Saturday, July 14, 2012

Qatar and Tradition

In a book published earlier this year, Allen Fromherz has finally given us a solid scholarly history of Qatar.  One of his major themes is summarized in the conclusion:
"Unlike other rentier states based on personal rule, such as Qaddafi’s Libya, reliant
almost entirely on oil wells for its strength and legitimacy, in Qatar Al-Thani can draw upon an even deeper well, a well of historical myth and solidarity linking the success and independence of Qataris to the historical leadership of Al-Thani...Like the Saudis, Al-Thani have maintained their power not through force or domination but through their historical legitimacy as leaders and defenders of the idea of Qatar and Qatari independence decades before the discovery of oil. Despite their appropriation of the oil bureaucracy, Al-Thani legitimacy and power remains dependent on historical, tribal relationships from the pre-oil era and on the loyalty and solidarity, the ‘asabiyya, of Al-Thani family and other Qatari tribes.

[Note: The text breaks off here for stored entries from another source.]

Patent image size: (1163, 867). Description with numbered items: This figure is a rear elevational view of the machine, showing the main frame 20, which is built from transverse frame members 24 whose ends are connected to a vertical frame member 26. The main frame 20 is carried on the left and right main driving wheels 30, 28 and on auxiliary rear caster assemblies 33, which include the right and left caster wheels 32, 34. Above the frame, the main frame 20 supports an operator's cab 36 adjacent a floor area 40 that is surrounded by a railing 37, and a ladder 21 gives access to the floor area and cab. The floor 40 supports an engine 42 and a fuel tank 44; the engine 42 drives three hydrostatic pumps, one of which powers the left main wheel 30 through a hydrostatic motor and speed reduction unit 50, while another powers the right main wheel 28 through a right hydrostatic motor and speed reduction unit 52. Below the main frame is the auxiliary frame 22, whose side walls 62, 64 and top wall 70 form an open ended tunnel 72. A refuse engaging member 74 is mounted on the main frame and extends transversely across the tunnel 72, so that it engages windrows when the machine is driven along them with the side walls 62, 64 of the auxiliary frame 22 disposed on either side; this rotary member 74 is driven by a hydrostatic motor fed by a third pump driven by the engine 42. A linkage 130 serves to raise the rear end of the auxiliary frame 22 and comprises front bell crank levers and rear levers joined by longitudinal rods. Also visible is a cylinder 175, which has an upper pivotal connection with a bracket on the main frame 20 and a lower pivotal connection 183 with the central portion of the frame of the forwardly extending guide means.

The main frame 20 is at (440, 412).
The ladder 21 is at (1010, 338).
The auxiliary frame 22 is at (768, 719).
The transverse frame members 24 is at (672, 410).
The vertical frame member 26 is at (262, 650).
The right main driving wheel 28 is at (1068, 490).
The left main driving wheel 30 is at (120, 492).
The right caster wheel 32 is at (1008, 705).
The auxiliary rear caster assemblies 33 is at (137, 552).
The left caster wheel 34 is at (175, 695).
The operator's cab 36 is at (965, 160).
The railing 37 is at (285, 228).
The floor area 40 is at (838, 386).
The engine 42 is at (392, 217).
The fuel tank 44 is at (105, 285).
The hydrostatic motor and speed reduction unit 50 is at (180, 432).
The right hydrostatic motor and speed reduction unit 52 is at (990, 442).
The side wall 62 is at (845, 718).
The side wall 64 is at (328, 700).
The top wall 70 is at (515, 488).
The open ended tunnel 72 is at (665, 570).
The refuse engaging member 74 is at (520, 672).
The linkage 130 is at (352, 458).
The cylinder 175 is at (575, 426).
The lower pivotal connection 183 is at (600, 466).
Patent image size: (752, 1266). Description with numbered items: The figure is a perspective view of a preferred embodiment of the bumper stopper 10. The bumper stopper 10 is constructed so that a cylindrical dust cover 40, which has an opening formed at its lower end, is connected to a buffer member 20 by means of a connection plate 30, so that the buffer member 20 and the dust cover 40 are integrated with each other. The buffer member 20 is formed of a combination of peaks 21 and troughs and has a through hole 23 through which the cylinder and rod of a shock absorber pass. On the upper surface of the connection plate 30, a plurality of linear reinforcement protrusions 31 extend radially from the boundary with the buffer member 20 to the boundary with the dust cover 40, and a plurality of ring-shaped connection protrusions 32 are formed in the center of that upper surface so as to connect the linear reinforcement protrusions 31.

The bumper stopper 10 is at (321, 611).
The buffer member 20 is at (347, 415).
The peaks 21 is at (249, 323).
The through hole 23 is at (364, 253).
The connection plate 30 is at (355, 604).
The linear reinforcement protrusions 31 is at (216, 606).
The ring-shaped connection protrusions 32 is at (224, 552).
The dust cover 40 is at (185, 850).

In Qatar a citizen can only vote if his or her family has been living on the Peninsula since before 1930, or before the discovery and development of oil. This rule exists despite the fact that the vast majority of Qatari residents, including Bahraini or Shiʿa families living in Qatar for decades, do not qualify. Even as ‘democratization’ progresses, it is a democratization based on a select group of citizen elites, most coming from tribes that at least publicly agree to a narrative of Al-Thani primacy in the pre-First World War era...The Emir constantly attempts to bypass traditional obligations and tribal systems in the name of benevolent totalitarianism and progress. Indeed, there is often a disconnect between the social morals of traditional Qataris and the progressive internationalism of the Emir and his immediate family."
This idea of the persistence and renegotiation of tradition is found throughout the work, such as when those claiming the Nasserist banner in Qatar are primarily interested in their historic tribal rights and representative institutions serve primarily to extend bonds between the ruling Al Thani family and a Qatari population for which tribal identity continues as a cornerstone of society and political participation.